The American dollar is one of the best known currencies in the world and probably the closest you can get to some kind of universal method of payment.

When travelling I would of course always recommend to use local currencies. Anything else would usually be very expensive and sometimes it could be considered directly offensive. Still, when travelling on remote places I always carry some dollars. It’s not the cheapest way to get around, but if your backpack and your passport and your camera and your wallet has just been stolen and the only thing you need is to get to a big city and an embassy, the 100 dollars you have hidden under your belt will usually do the trick. It doesn’t even have to be that dramatic. Some dollar bills has helped me out of simple conflicts on small islands in Indonesia and in the jungle in Malaysia. As mentioned, local currencies help, but when travelling through many countries it’s nice to have something that might work in all of them.

Anyway, I find it strange that this very commonly used currency has such a horribly bad usability:

1. All the bills are the same size
2. All the bills are the same colour

How does blind people pay with dollar bills? I found this solution on blindness.org:

Dollar bills

Coins such as nickels, pennies, dimes, and quarters are easy to tell apart. They all are different sizes, and quarters and dimes have ridges around them, while pennies and nickels are smooth. There are many ways that paper money-like one, five, ten, or twenty dollar bills-can be identified. Some blind people like to keep different bills in separate places in their wallets, especially if it is a larger bill that they perhaps do not often carry with them. The most common way to tell paper money apart is to fold the bills in different ways. Each person will have his or her own way of folding them; there is no standard for everyone. Maybe a five dollar bill is folded in half the long way, and a ten dollar bill is folded in half the short way. Or maybe the ten is folded twice. A one dollar bill might be folded one way or not folded at all. Or maybe a twenty dollar bill is folded in fourths or not at all. Everyone uses his or her own methods. When we get money back from someone else, we ask which bill is which and then fold it.

What’s wrong with different sizes on the different bills?

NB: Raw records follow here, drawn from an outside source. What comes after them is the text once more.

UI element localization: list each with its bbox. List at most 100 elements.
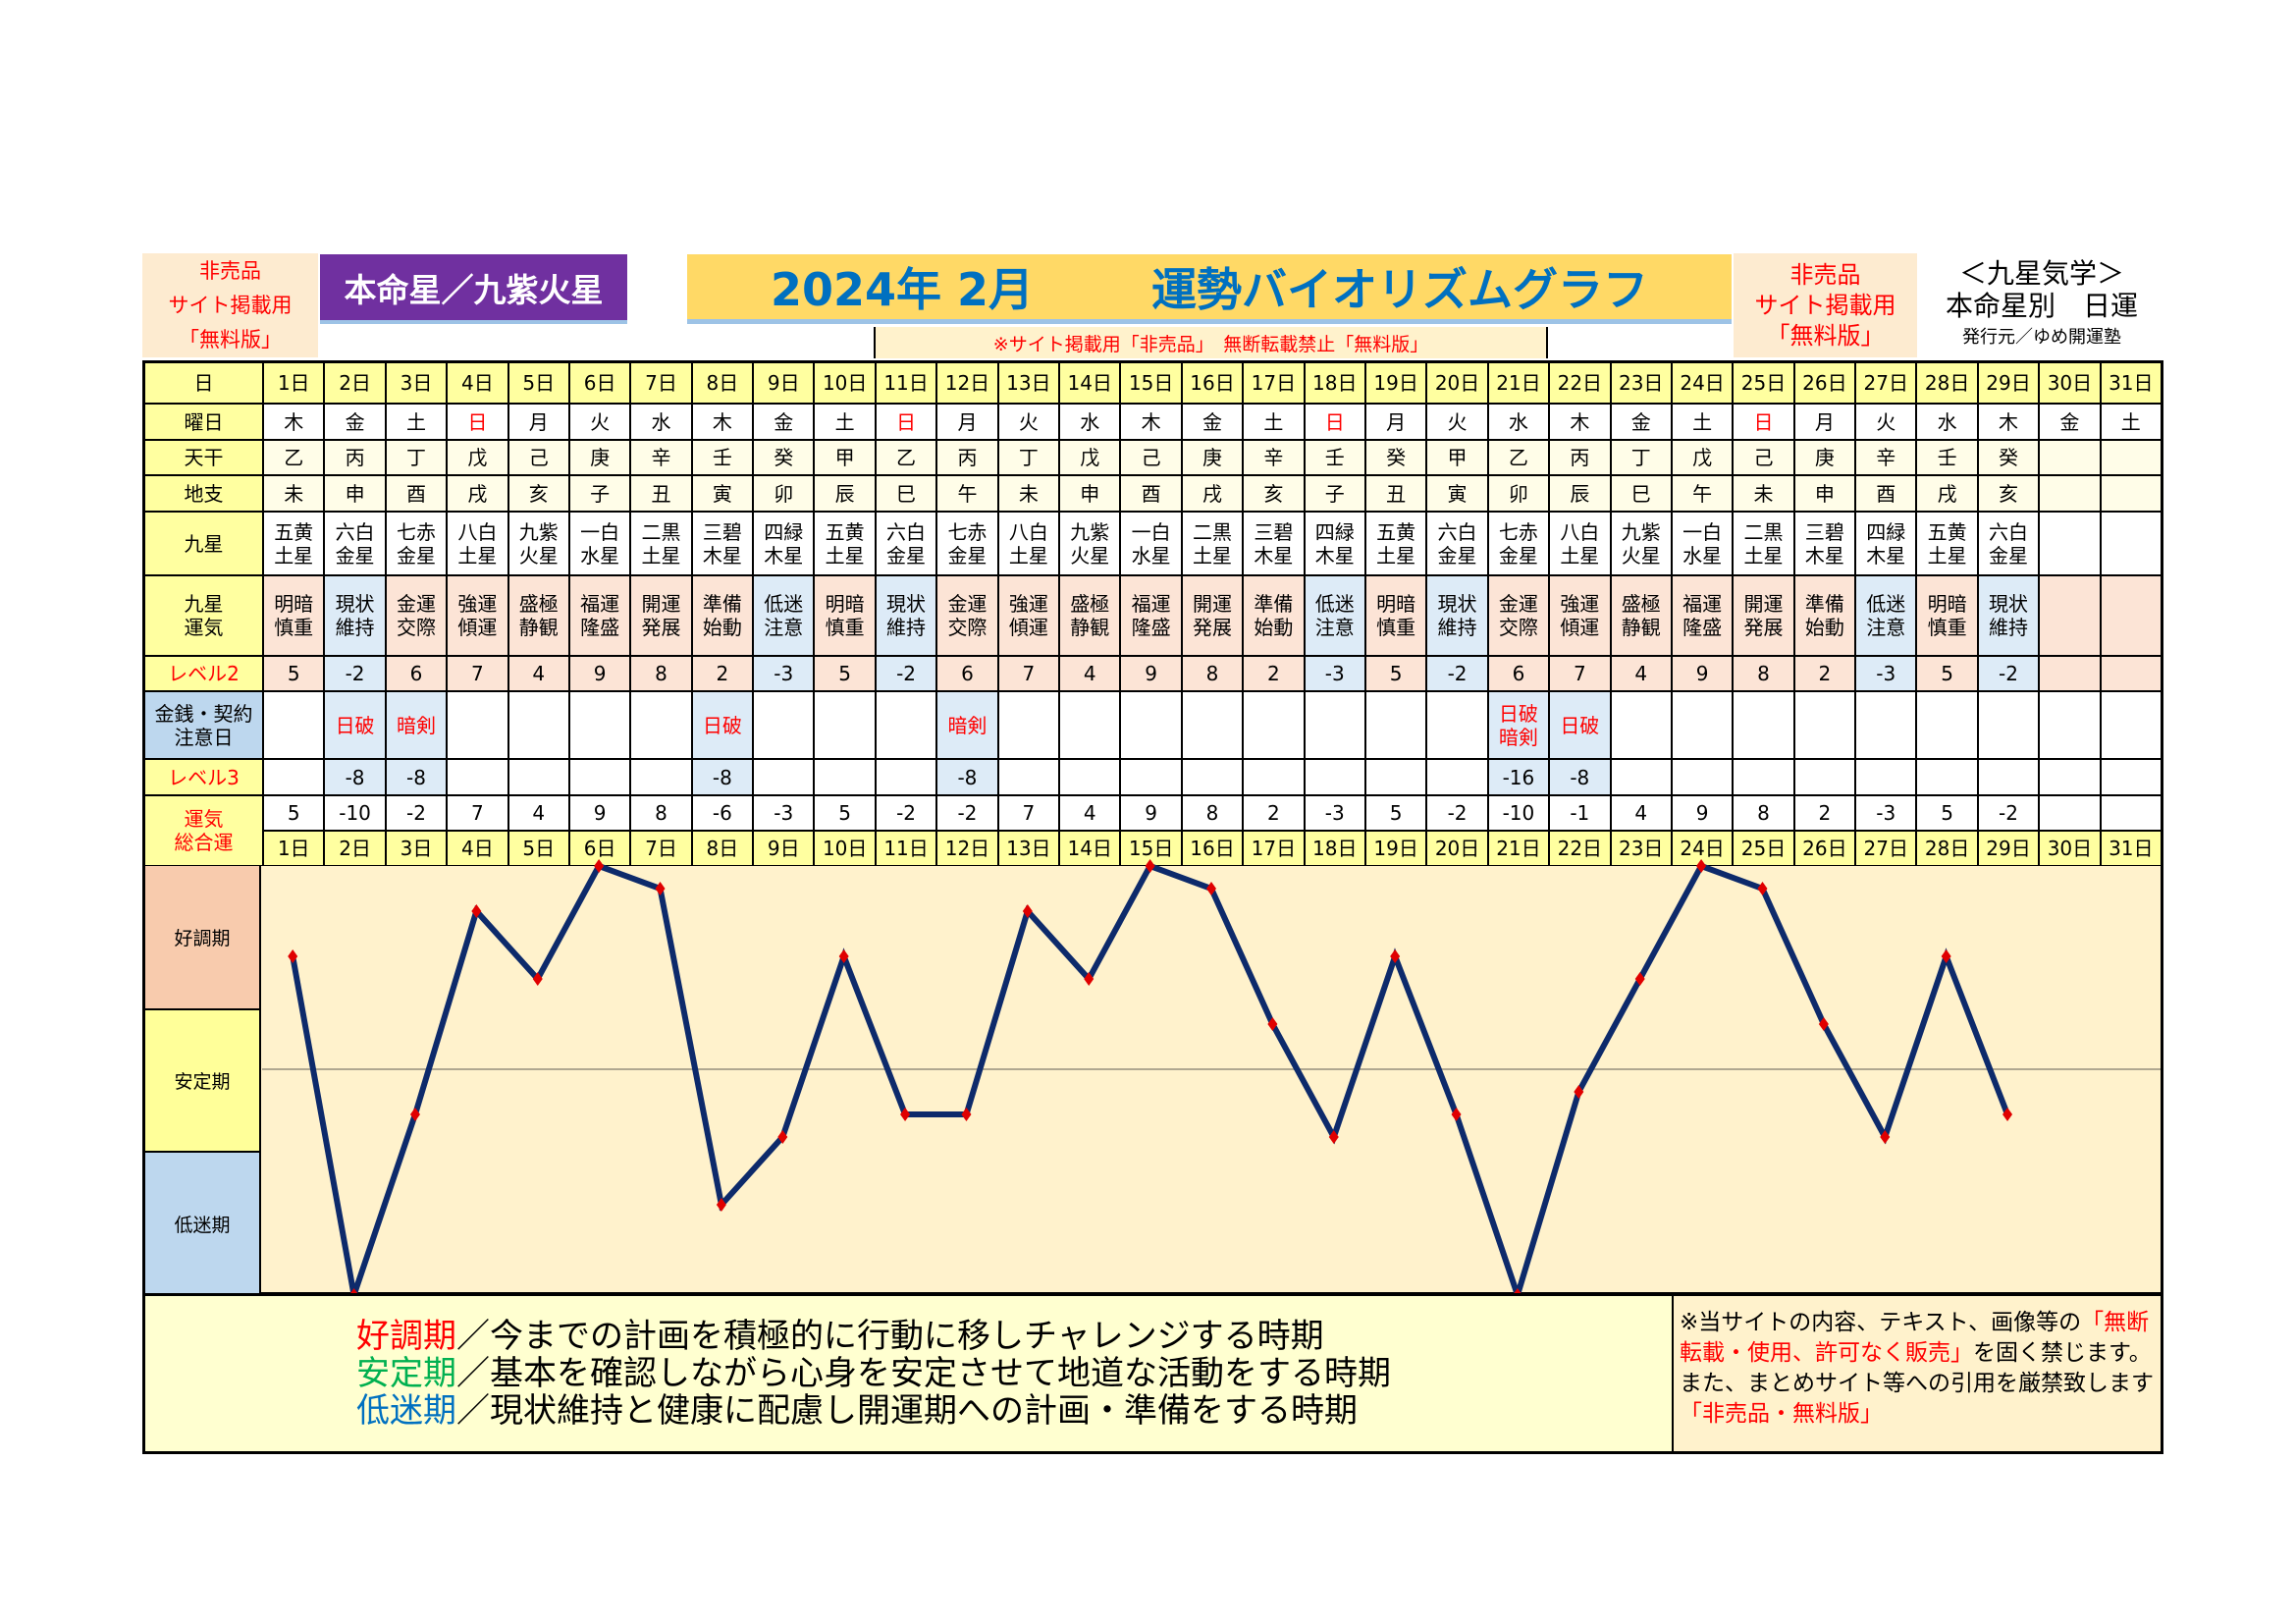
weekday-cell: 火 bbox=[1427, 405, 1487, 439]
day2-cell: 16日 bbox=[1182, 832, 1243, 865]
unki-cell: 金運 交際 bbox=[1488, 576, 1549, 655]
level3-cell bbox=[1672, 760, 1733, 794]
chishi-cell: 未 bbox=[1734, 476, 1793, 511]
band-stable: 安定期 bbox=[145, 1008, 261, 1151]
day-cell: 14日 bbox=[1060, 363, 1120, 403]
tenkan-cell: 丁 bbox=[386, 441, 447, 474]
weekday-cell: 木 bbox=[1978, 405, 2039, 439]
kyusei-cell: 八白 土星 bbox=[998, 513, 1059, 574]
kyusei-cell: 六白 金星 bbox=[876, 513, 936, 574]
total-cell: -3 bbox=[1305, 796, 1364, 830]
weekday-cell: 水 bbox=[631, 405, 691, 439]
money-cell bbox=[1734, 692, 1793, 758]
legend-item-good: 好調期／今までの計画を積極的に行動に移しチャレンジする時期 bbox=[356, 1318, 1391, 1355]
unki-cell: 準備 始動 bbox=[1244, 576, 1304, 655]
level3-cell: -8 bbox=[937, 760, 997, 794]
level3-cell bbox=[1917, 760, 1977, 794]
level3-cell bbox=[998, 760, 1059, 794]
weekday-cell: 月 bbox=[937, 405, 997, 439]
tenkan-cell: 癸 bbox=[754, 441, 814, 474]
kyusei-cell bbox=[2101, 513, 2161, 574]
level2-cell: 5 bbox=[1365, 657, 1426, 690]
kyusei-cell: 五黄 土星 bbox=[1917, 513, 1977, 574]
row-label-total: 運気 総合運 bbox=[145, 796, 262, 865]
total-cell: 5 bbox=[264, 796, 324, 830]
level3-cell: -8 bbox=[325, 760, 385, 794]
day2-cell: 12日 bbox=[937, 832, 997, 865]
data-point-9日 bbox=[777, 1130, 788, 1144]
chishi-cell bbox=[2040, 476, 2100, 511]
money-cell: 日破 暗剣 bbox=[1488, 692, 1549, 758]
total-cell: 8 bbox=[1182, 796, 1243, 830]
data-point-5日 bbox=[532, 972, 543, 986]
tenkan-cell: 庚 bbox=[1794, 441, 1855, 474]
chishi-cell: 酉 bbox=[386, 476, 447, 511]
legend-term: 安定期 bbox=[356, 1354, 456, 1393]
unki-cell: 現状 維持 bbox=[1978, 576, 2039, 655]
chishi-cell: 戌 bbox=[448, 476, 507, 511]
day2-cell: 11日 bbox=[876, 832, 936, 865]
kyusei-cell: 二黒 土星 bbox=[1734, 513, 1793, 574]
total-cell: 4 bbox=[1611, 796, 1671, 830]
level3-cell bbox=[1305, 760, 1364, 794]
day2-cell: 13日 bbox=[998, 832, 1059, 865]
money-cell: 日破 bbox=[692, 692, 753, 758]
tenkan-cell: 癸 bbox=[1365, 441, 1426, 474]
weekday-cell: 土 bbox=[386, 405, 447, 439]
day-cell: 15日 bbox=[1121, 363, 1181, 403]
unki-cell: 低迷 注意 bbox=[1856, 576, 1916, 655]
money-cell: 日破 bbox=[1550, 692, 1610, 758]
total-cell: -2 bbox=[1978, 796, 2039, 830]
money-cell bbox=[754, 692, 814, 758]
total-cell: -1 bbox=[1550, 796, 1610, 830]
level3-cell bbox=[1978, 760, 2039, 794]
level2-cell: -3 bbox=[754, 657, 814, 690]
unki-cell: 明暗 慎重 bbox=[815, 576, 875, 655]
level2-cell bbox=[2040, 657, 2100, 690]
money-cell bbox=[1794, 692, 1855, 758]
day2-cell: 30日 bbox=[2040, 832, 2100, 865]
row-label-chishi: 地支 bbox=[145, 476, 262, 511]
data-point-10日 bbox=[838, 949, 849, 963]
chishi-cell: 寅 bbox=[1427, 476, 1487, 511]
level3-cell bbox=[1794, 760, 1855, 794]
kyusei-cell: 七赤 金星 bbox=[386, 513, 447, 574]
publisher: 発行元／ゆめ開運塾 bbox=[1962, 327, 2121, 348]
kyusei-cell: 二黒 土星 bbox=[631, 513, 691, 574]
day2-cell: 17日 bbox=[1244, 832, 1304, 865]
level3-cell bbox=[569, 760, 630, 794]
data-point-4日 bbox=[471, 904, 482, 918]
kyusei-cell: 一白 水星 bbox=[1672, 513, 1733, 574]
unki-cell: 低迷 注意 bbox=[1305, 576, 1364, 655]
data-point-27日 bbox=[1880, 1130, 1891, 1144]
day-cell: 19日 bbox=[1365, 363, 1426, 403]
day-cell: 27日 bbox=[1856, 363, 1916, 403]
weekday-cell: 日 bbox=[876, 405, 936, 439]
level2-cell: 2 bbox=[1244, 657, 1304, 690]
total-cell: -2 bbox=[386, 796, 447, 830]
data-point-8日 bbox=[716, 1198, 726, 1212]
tenkan-cell bbox=[2040, 441, 2100, 474]
tenkan-cell: 辛 bbox=[1244, 441, 1304, 474]
level2-cell: 8 bbox=[631, 657, 691, 690]
total-cell: 4 bbox=[508, 796, 568, 830]
kyusei-cell: 三碧 木星 bbox=[1244, 513, 1304, 574]
day2-cell: 20日 bbox=[1427, 832, 1487, 865]
weekday-cell: 月 bbox=[1365, 405, 1426, 439]
money-cell bbox=[1427, 692, 1487, 758]
data-point-11日 bbox=[900, 1108, 911, 1121]
total-cell: 8 bbox=[1734, 796, 1793, 830]
right-subtitle: 本命星別 日運 bbox=[1945, 290, 2138, 322]
weekday-cell: 土 bbox=[2101, 405, 2161, 439]
kyusei-cell: 八白 土星 bbox=[1550, 513, 1610, 574]
unki-cell: 金運 交際 bbox=[386, 576, 447, 655]
day2-cell: 2日 bbox=[325, 832, 385, 865]
biorhythm-chart: 好調期 安定期 低迷期 bbox=[142, 859, 2163, 1307]
row-label-tenkan: 天干 bbox=[145, 441, 262, 474]
tenkan-cell: 丙 bbox=[325, 441, 385, 474]
total-cell: 9 bbox=[569, 796, 630, 830]
level3-cell bbox=[1365, 760, 1426, 794]
day-cell: 31日 bbox=[2101, 363, 2161, 403]
level3-cell: -8 bbox=[1550, 760, 1610, 794]
tenkan-cell: 壬 bbox=[1917, 441, 1977, 474]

I have spent my fair amount of time in the US and at some point on each trip I am about to pay with the wrong bill. Something like a 10 dollar instead of a 1 or the other way around. Or even worse, 50 instead of 5… It’s dark, you have been drinking, you’re in a pub. You start paying 10 dollars for each beer. If you’re in Norway that’s perfectly normal, but not in a cheap bar in Las Vegas… (Yes, in hip clubs in Oslo a beer sets you back about 10 dollars, but that’s another story).

What’s wrong with different colours on the different bills?

Beats me. I know that a country’s currency is an important part of the culture. And in the US maybe more than in any other country. Is that the reason why it is impossible to change the dollar bills into something more user friendly?